Validate before converting¶
if (!polycpp::iconv_lite::encodingExists(label)) {
throw polycpp::TypeError("unsupported encoding");
}
auto text = polycpp::iconv_lite::decode(bytes, label);
encode and decode also throw polycpp::TypeError for unsupported
labels, so explicit validation is mainly useful when you want to produce a
domain-specific error message before conversion starts.

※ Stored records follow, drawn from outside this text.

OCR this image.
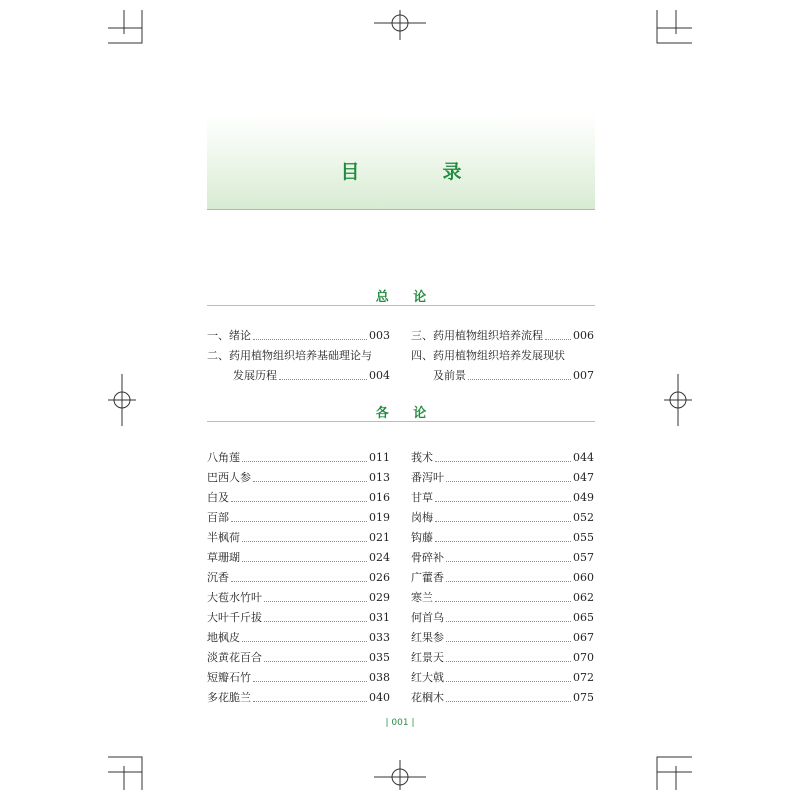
目　录
总 论
一、绪论	003
二、药用植物组织培养基础理论与
发展历程	004
三、药用植物组织培养流程	006
四、药用植物组织培养发展现状
及前景	007
各 论
八角莲	011
巴西人参	013
白及	016
百部	019
半枫荷	021
草珊瑚	024
沉香	026
大苞水竹叶	029
大叶千斤拔	031
地枫皮	033
淡黄花百合	035
短瓣石竹	038
多花脆兰	040
莪术	044
番泻叶	047
甘草	049
岗梅	052
钩藤	055
骨碎补	057
广藿香	060
寒兰	062
何首乌	065
红果参	067
红景天	070
红大戟	072
花榈木	075
| 001 |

Inspect resolution for logs and tests¶
auto info = polycpp::iconv_lite::inspectEncoding("ISO_8859-5:1988");
// info.canonical == "iso88595"
// info.converter == "iso88595"
Use inspectEncoding for diagnostics, not as a security boundary. The
supported/unsupported decision should use encodingExists or the conversion
exception.
Choose a policy for missing labels¶
When metadata omits the charset, pick an application-level default rather than guessing blindly. Common choices are:
default to UTF-8 for new protocols you control
require the import job to specify a label
use a per-partner or per-file-format default
reject the payload and ask for explicit metadata
Replacement characters¶
Invalid byte sequences and unrepresentable characters are converted with the library’s current replacement defaults. For tests or compatibility with a specific integration, the defaults can be changed for future converters:
auto old = polycpp::iconv_lite::defaultCharUnicode();
polycpp::iconv_lite::setDefaultCharUnicode("?");
auto text = polycpp::iconv_lite::decode(bytes, "gbk");
polycpp::iconv_lite::setDefaultCharUnicode(old);
Keep replacement changes tightly scoped. Existing encoder and decoder objects keep their own state; create new converters after changing defaults.